War es ein Popcorn-Produkt à la Hollywood, ein guter europäischer oder vielleicht sogar einer der vielfach ausgezeichneten österreichischen Filme? Ich habe ja gar nichts gegen Popcorn, ich habe auch nichts gegen Sportgummi, und manche von Ihnen, die älteren, werden sich ganz bestimmt noch an die Modenschau und den feschen Edi im Gartenbau-Kino erinnern, und das war doch auch Event-Kultur! (Beifall bei der SPÖ.)

 

Aber vielleicht sind wir alle schon durch die unglückliche Filmprogrammierung unserer öffentlich-rechtlichen geschlossenen Anstalt geschmacklich verbildet, denn gute Filme werden vom ORF gerne spät nachts versteckt.

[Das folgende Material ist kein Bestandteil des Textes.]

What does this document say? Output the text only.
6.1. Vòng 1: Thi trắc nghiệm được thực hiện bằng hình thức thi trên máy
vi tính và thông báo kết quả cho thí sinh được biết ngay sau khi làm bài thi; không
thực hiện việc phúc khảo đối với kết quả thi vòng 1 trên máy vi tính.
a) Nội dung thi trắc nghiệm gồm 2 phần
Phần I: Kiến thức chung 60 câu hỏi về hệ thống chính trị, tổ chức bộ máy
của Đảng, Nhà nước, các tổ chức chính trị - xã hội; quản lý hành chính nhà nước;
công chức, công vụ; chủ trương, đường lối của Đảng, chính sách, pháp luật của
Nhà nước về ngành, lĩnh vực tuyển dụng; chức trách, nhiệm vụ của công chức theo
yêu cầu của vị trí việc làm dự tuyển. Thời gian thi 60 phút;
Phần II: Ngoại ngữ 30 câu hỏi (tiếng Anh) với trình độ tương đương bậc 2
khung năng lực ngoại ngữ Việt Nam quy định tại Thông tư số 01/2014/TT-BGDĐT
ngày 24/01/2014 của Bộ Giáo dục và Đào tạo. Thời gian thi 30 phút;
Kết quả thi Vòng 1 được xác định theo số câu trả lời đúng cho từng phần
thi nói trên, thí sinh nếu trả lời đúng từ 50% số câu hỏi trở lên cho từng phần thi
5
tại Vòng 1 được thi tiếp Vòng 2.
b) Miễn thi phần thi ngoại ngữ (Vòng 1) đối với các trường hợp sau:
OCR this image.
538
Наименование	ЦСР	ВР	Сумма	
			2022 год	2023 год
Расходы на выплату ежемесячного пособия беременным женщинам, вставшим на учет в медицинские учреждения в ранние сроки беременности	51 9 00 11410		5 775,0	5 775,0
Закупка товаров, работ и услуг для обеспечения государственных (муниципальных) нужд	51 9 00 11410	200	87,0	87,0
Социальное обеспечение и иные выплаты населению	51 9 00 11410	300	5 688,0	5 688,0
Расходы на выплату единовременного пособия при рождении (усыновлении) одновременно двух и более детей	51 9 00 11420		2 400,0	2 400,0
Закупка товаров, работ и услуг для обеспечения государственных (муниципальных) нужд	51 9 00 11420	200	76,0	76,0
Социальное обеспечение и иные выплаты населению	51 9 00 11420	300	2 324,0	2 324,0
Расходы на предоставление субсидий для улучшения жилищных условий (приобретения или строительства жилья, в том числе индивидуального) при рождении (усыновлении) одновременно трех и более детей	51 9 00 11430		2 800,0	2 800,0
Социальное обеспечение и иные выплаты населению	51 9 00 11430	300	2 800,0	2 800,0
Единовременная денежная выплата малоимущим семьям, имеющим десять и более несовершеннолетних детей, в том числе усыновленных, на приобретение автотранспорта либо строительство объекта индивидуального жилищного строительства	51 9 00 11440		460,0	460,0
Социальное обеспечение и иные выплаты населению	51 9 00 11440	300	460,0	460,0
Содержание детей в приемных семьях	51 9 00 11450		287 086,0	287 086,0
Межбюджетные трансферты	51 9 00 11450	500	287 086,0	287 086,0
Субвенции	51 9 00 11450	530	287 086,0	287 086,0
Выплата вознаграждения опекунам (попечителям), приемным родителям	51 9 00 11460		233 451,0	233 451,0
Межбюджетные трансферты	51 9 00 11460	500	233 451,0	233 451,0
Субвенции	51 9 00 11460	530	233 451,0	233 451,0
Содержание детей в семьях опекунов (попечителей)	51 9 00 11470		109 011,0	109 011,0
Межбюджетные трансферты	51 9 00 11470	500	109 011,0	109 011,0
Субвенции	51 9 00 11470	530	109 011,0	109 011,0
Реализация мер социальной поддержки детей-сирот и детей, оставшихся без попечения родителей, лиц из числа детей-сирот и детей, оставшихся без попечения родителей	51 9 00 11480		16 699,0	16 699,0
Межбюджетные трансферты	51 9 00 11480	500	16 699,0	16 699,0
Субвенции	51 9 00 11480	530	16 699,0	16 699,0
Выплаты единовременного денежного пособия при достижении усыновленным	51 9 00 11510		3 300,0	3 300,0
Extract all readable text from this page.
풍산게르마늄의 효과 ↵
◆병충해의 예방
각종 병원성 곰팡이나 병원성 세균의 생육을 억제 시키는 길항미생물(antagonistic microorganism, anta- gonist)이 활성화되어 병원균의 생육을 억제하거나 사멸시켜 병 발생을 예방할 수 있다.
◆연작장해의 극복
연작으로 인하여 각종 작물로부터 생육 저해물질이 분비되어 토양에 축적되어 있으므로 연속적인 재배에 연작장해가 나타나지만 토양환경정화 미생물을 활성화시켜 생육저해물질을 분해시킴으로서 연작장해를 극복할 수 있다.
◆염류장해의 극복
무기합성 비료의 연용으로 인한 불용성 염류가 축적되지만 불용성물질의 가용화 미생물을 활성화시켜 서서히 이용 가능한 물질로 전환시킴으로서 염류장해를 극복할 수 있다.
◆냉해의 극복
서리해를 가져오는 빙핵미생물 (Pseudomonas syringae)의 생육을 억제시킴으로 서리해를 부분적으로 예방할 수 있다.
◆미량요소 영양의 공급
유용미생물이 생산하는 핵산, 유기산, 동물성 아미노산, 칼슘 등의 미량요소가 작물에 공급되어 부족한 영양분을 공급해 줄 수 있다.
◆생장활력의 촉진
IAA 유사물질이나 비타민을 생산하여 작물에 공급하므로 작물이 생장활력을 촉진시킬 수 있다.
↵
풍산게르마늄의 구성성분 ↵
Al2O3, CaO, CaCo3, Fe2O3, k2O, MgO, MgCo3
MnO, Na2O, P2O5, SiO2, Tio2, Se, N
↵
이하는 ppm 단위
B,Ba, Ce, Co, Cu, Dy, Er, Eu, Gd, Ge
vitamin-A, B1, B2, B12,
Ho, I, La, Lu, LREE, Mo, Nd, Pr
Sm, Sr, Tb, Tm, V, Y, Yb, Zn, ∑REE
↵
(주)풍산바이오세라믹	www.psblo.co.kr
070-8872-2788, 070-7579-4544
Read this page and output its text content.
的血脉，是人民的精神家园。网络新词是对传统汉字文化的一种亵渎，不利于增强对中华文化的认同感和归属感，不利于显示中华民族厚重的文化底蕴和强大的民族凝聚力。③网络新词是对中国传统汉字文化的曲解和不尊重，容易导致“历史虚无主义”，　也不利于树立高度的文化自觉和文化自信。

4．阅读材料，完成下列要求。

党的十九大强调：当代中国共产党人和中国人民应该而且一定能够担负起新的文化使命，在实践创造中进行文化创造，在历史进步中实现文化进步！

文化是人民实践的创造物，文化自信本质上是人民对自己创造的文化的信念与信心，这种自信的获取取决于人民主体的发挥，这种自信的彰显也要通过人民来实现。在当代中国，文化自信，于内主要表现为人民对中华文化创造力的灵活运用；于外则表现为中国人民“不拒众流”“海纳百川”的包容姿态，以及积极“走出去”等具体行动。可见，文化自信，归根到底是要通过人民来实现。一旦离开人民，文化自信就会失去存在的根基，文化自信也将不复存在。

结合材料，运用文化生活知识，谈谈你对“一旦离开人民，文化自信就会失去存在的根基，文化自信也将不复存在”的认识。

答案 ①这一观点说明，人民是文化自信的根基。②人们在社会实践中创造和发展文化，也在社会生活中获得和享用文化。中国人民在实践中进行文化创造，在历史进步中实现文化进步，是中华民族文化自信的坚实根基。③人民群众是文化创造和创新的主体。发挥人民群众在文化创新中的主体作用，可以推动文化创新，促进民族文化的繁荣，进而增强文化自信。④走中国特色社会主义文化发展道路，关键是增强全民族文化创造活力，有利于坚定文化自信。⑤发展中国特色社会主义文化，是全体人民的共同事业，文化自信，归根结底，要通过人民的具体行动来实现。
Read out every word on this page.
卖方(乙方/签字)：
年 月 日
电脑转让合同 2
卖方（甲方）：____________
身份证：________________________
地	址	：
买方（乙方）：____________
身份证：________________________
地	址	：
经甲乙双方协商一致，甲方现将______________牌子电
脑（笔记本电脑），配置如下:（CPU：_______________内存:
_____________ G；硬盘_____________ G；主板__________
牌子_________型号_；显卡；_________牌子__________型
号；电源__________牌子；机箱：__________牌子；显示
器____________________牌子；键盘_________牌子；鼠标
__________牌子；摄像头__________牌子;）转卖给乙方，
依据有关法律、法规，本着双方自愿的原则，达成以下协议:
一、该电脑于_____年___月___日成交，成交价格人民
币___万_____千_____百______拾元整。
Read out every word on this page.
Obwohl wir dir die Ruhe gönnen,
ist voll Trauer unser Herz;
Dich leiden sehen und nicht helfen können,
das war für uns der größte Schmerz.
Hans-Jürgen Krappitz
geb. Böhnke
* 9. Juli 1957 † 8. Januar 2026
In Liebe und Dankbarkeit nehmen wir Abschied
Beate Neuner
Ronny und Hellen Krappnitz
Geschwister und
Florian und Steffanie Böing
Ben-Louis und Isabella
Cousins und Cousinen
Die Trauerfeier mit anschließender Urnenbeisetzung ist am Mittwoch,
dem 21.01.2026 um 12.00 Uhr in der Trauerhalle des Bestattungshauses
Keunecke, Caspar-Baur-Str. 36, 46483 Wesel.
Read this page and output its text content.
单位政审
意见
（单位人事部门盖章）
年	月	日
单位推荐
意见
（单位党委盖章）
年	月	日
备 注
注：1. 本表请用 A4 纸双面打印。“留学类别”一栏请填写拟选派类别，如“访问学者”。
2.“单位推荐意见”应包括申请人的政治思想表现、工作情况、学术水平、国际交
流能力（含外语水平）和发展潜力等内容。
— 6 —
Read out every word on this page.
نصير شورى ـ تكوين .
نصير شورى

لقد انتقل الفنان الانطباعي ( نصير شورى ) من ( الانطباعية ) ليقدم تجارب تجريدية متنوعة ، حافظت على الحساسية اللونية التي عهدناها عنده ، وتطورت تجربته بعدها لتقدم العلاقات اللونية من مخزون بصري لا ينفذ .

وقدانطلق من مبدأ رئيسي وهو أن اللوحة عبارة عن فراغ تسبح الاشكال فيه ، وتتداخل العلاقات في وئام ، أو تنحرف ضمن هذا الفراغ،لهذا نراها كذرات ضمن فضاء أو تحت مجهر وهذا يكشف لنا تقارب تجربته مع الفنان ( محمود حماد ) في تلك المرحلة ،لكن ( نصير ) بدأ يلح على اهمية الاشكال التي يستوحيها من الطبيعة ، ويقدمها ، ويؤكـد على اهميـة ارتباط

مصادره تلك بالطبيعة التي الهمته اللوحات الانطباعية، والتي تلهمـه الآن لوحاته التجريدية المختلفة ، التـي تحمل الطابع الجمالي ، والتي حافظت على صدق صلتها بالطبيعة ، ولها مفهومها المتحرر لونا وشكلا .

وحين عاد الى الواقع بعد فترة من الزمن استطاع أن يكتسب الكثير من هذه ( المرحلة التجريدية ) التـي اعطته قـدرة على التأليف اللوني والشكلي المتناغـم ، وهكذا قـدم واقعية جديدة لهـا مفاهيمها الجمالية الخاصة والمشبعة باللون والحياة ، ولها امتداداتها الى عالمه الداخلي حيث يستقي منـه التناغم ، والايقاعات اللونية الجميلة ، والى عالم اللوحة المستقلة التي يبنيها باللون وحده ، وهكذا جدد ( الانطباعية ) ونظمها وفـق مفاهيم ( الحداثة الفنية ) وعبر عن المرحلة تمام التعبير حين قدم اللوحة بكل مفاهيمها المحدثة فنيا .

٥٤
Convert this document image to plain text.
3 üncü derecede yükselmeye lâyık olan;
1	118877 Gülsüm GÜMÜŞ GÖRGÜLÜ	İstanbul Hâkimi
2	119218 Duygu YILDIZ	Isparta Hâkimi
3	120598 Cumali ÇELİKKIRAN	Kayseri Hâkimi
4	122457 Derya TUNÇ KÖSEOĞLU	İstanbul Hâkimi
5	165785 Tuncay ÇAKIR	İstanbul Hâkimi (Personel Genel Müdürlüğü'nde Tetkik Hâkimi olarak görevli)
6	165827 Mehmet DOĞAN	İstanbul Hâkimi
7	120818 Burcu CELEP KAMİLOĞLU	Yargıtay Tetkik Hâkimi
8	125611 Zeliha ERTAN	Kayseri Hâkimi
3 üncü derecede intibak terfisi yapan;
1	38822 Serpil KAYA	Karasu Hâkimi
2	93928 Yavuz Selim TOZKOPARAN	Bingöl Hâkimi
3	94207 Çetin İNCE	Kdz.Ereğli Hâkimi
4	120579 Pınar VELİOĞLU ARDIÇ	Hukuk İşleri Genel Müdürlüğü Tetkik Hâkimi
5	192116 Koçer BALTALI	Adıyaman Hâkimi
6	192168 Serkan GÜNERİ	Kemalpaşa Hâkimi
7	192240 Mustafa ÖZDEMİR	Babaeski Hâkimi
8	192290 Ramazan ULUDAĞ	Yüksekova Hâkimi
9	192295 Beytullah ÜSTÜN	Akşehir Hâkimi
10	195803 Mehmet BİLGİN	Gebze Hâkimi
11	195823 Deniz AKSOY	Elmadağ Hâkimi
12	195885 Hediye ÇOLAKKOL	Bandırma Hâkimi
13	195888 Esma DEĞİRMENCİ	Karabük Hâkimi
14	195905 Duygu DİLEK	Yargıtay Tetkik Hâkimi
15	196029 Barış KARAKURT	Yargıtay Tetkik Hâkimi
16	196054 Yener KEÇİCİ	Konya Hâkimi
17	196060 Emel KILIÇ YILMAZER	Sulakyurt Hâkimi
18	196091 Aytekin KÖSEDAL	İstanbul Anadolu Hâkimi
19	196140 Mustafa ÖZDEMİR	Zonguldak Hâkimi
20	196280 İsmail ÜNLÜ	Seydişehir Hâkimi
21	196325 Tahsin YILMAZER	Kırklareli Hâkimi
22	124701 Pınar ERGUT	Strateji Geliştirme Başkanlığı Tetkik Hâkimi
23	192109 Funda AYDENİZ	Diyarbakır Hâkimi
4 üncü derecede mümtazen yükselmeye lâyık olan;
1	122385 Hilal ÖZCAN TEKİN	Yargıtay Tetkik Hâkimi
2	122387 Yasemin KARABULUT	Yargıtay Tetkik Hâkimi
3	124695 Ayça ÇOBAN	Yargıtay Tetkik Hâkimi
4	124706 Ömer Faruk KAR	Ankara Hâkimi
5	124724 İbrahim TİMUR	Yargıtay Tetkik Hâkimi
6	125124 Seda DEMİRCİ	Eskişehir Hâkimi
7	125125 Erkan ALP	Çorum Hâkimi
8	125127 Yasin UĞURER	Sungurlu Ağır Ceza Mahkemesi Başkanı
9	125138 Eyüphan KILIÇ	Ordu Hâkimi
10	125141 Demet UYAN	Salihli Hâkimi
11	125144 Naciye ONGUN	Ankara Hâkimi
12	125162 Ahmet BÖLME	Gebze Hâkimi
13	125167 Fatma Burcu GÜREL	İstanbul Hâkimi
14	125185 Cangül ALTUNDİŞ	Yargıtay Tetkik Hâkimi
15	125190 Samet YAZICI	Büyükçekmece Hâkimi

Zur so genannten Primetime serviert man uns lieber einen amerikanischen Blockbuster oder Musikantenstadl, der aber inzwischen politisch nimmer korrekt ist. Pardon, es gibt natürlich auch hervorragende ORF-Eigenproduktionen, meistens sind es Dokumentarfilme, die aber dann sonderbarerweise, wiewohl international preisgekrönt, irgendwo in den Kunststücken verramscht werden oder überhaupt keinen Sendeplatz bekommen - ich kann Ihnen die Zahlen vom Dokumentarfilmsymposium zeigen -, während die hochgelobte BBC ihr Programm außer durch Gebühren vor allem durch den noch dazu prestigeträchtigen Verkauf solcher Dokumentationen finanziert und daher werbefrei ist. Hosanna!

 

Aber es kommt noch dicker. Durch das neue ORF-Gesetz, das weder eine bindende Verpflichtung für Auftragsvergabe an die österreichische Filmindustrie noch steuerliche Anreize für private Investoren enthält, erwächst der österreichischen Filmwirtschaft ein Schaden von 660 Millionen S. So schaut offenbar der Regierungsschwerpunkt Film aus! Und der ORF, der zwar das Geld hat, um sich mit Confetti-TiVi an der UCI Kinowelt zu beteiligen, lässt durch seine Kulturchefin lakonisch verlauten, dass wegen der gesetzlich bedingten Budgeteinschränkungen die Übertragung der Wiener Festwochen Eröffnung 2002 ersatzlos gestrichen ist. Merk's Wien!

 

Mutet es angesichts des Ausfalls von 38 Prozent des Bundesförderungsbetrags, der massiven Kürzung der Fördergelder für audio-visuelle Medien und der ersatzlosen Streichung der Filmsonderförderungsmittel nach 98 und 99 nicht wie blanker Hohn an, wenn Herr Staatssekretär Kollege Franz Morak soeben gemeinsam mit dem niederösterreichischen Landeshauptmann ein österreichisches Studienzentrum für den Film an der Donauuniversität Krems präsentiert hat, das insgesamt 82 Millionen S verschlingen soll, davon allein 75 Millionen S für bauliche Maßnahmen! Der selbe Herr Morak, der in der Causa Filmmuseum den "Franzl mit der leeren Tasch'n" gibt und den Ball unelegant zur Gemeinde Wien weiter spitzelt! Der selbe Herr Morak, der gebetsmühlenartig seinen Stehsatz "Hob ka Göd, hob ka Göd" perpetuiert und gar keine Anstalten macht, den armseligen Medienstandort Österreich von seinem erbärmlichen letzten Platz in der EU wegzubringen. Der selbe Mohr-rak, der offenbar nur seine Schuldigkeit gegenüber seinen Erfindern erfüllt, wenn er Kunst außerhalb der Metropolen vollmundig unterstützt, während die Filmkunst in den Metropolen langsam stirbt.